Do you have any docs on how to implement?

tychedelia commented 2 years ago

Hi all. I've started maintaining a full implementation of the Kafka protocol and am going to try to tackle this as a side project to level up my Rust.

I've just started exploring the proxy codebase, so don't have a ton of thoughts right now, but here are some outstanding questions I'm pondering:

I will continue to post here as I continue to dig and discover more. This is mostly for my own personal edification rather than needing this to be accepted upstream, but I will hopefully open some WIP pull requests to get feedback if people have to time to review / evaluate viability of making this "a thing." Way too early to say now.
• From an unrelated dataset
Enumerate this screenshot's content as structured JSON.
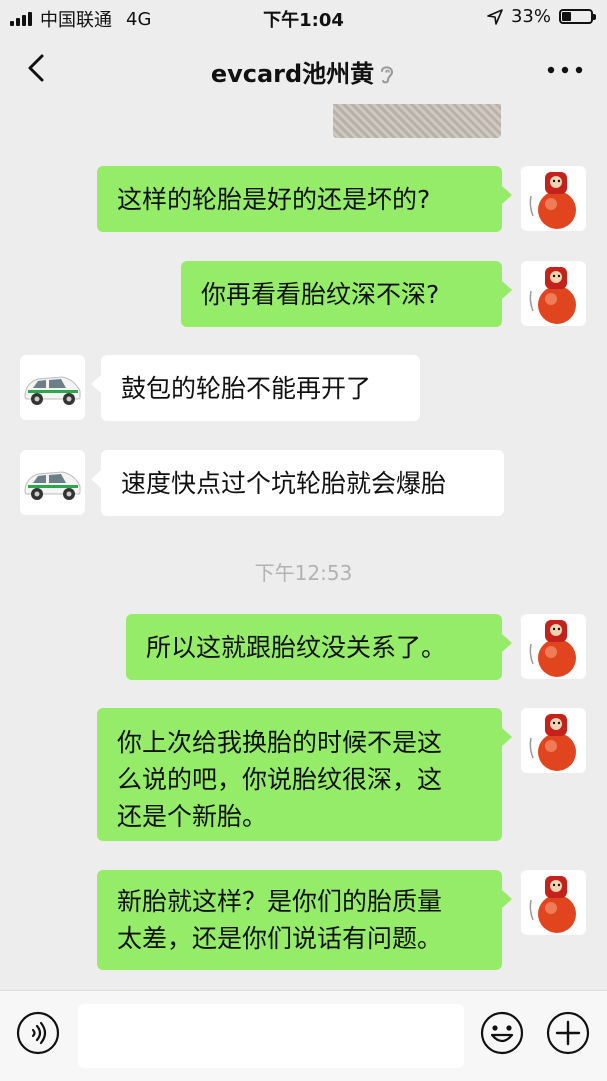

olix0r commented 2 years ago

@tychedelia If I were to tackle this, I'd probably take the following approach:

  1. Ignoring the implementation, what are metrics/labels that would be worth tracking? I'd probably start by trying to mock out prometheus metrics as would be exported once this is all done.
  2. How does a proxy know whether it's transporting Kafka vs another protocol? We'll need to update the Server CRD to include a proxyProtocol variant for Kafka. And then we'll need to update the proxy api to include these hints for both inbound policy as well as the destination service's GetProfile protocol hinting.
  3. Finally, we'd update the inbound and outbound proxies to take advantage of this hinting. I'd probably start on the inbound (server) side.
  4. I don't think load balancing will apply, as I assume Kafka clients will never initiate connections to a service IP. Instead, I'd expect the client to only ever initiate connections to individual pods.